1 October 2018

  • It has been a surprisingly bullish session in Chicago, with Dec corn up 9 and Nov beans up 18 at midday. Wheat has been flat, with market-specific wheat news lacking and with EU futures aiming to settle unchanged. Confirmation of USMCA (previously NAFTA) sparked this morning’s short covering effort, and recall that as of last Tuesday managed funds were short a net 113,000 contracts of corn and 59,000 contracts of beans. The United States-Mexico-Canada agreement mostly touches on auto manufacturing, intellectual property and dairy, but the deal will keep grain flow within N America intact. Crude’s rally is attracting more investment in raw materials as a whole, and commodity indexes look to recover further from mid-summer’s collapse.
  • Spot WTI crude is up another $1.40/barrel to new highs. Brent crude’s premium to Malaysian palm oil has widened to $109/mt, which is historically high. The Dow, as expected, is up 200 points. The US$ is up slightly.
  • US export inspections through the week ending Sep 27 included 53 million bu of corn, 22 million bu of soybeans and 14 million bu of wheat.
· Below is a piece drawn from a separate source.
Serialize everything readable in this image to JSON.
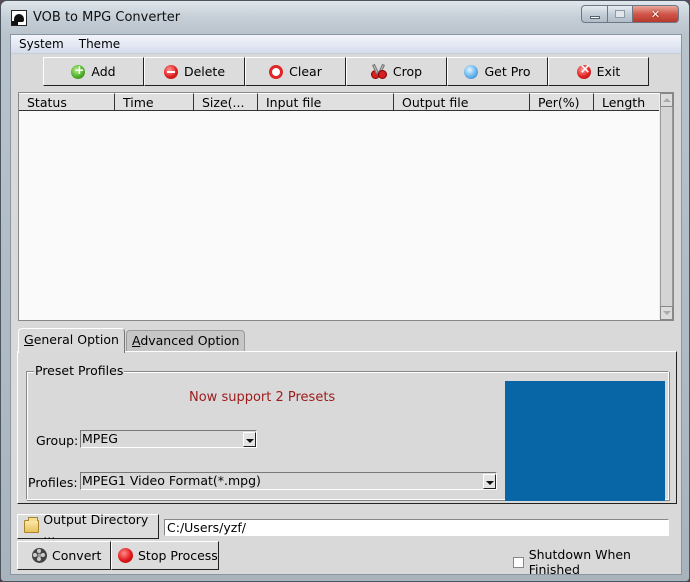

All were within trade expectations, but the pace of US corn exports is still much better than that needed to meet the USDA’s forecast. Corn shipments over the next 48 weeks need to average just 42 million bu. For their respective crop years to date, the US has shipped 174 million bu of corn, up 47% from last year; 108 million bu of soybeans, down 26%; and 254 million bu of wheat, down 31%.
  • Brazilian soybean exports have now matched the USDA’s forecast. The USDA in its Sep WASDE put Brazilian soybean end stocks 1.1 million mt. The world’s soybean surplus now rests solely in the US. Most tonnages of Argentine demand for US beans is expected as Argentine domestic stocks are replaced. There is also some measure of attention being paid to coming rainfall in the US, which looks to continue well into the middle part of October. A wide band of rainfall worth 3-6” is offered to KS, NE, IA, MN and WI next week. Corn harvest this afternoon will be pegged at 24-28% complete. Soybean harvest should have reached 22-26% finished.
  • The Aussie forecast features needed rainfall of 0.25-1.00” across some of the driest areas of New South Wales late this week. It is too late to meaningfully affect wheat potential, however, and dryness resumes thereafter. There is also growing concern over winter rapeseed seeding in Europe, where near zero rain is projected in the next two weeks.
  • The central US GFS weather forecast is little changed, if a bit warmer across the Great Lakes next week and beyond. Scattered showers dot the Northern Midwest over the next 24 hours. A pattern of lasting rainfall begins Thurs/Fri and continues unabated into Oct 11- 12. Snow favours the Canadian Prairies and North Dakota.
  • A new North American trade agreement is noted, but we view recent market action as simply traders finding value in current prices. World cash wheat prices have bottomed, and it is tough to know just how high is high with respect to autumn/early winter US corn export demand.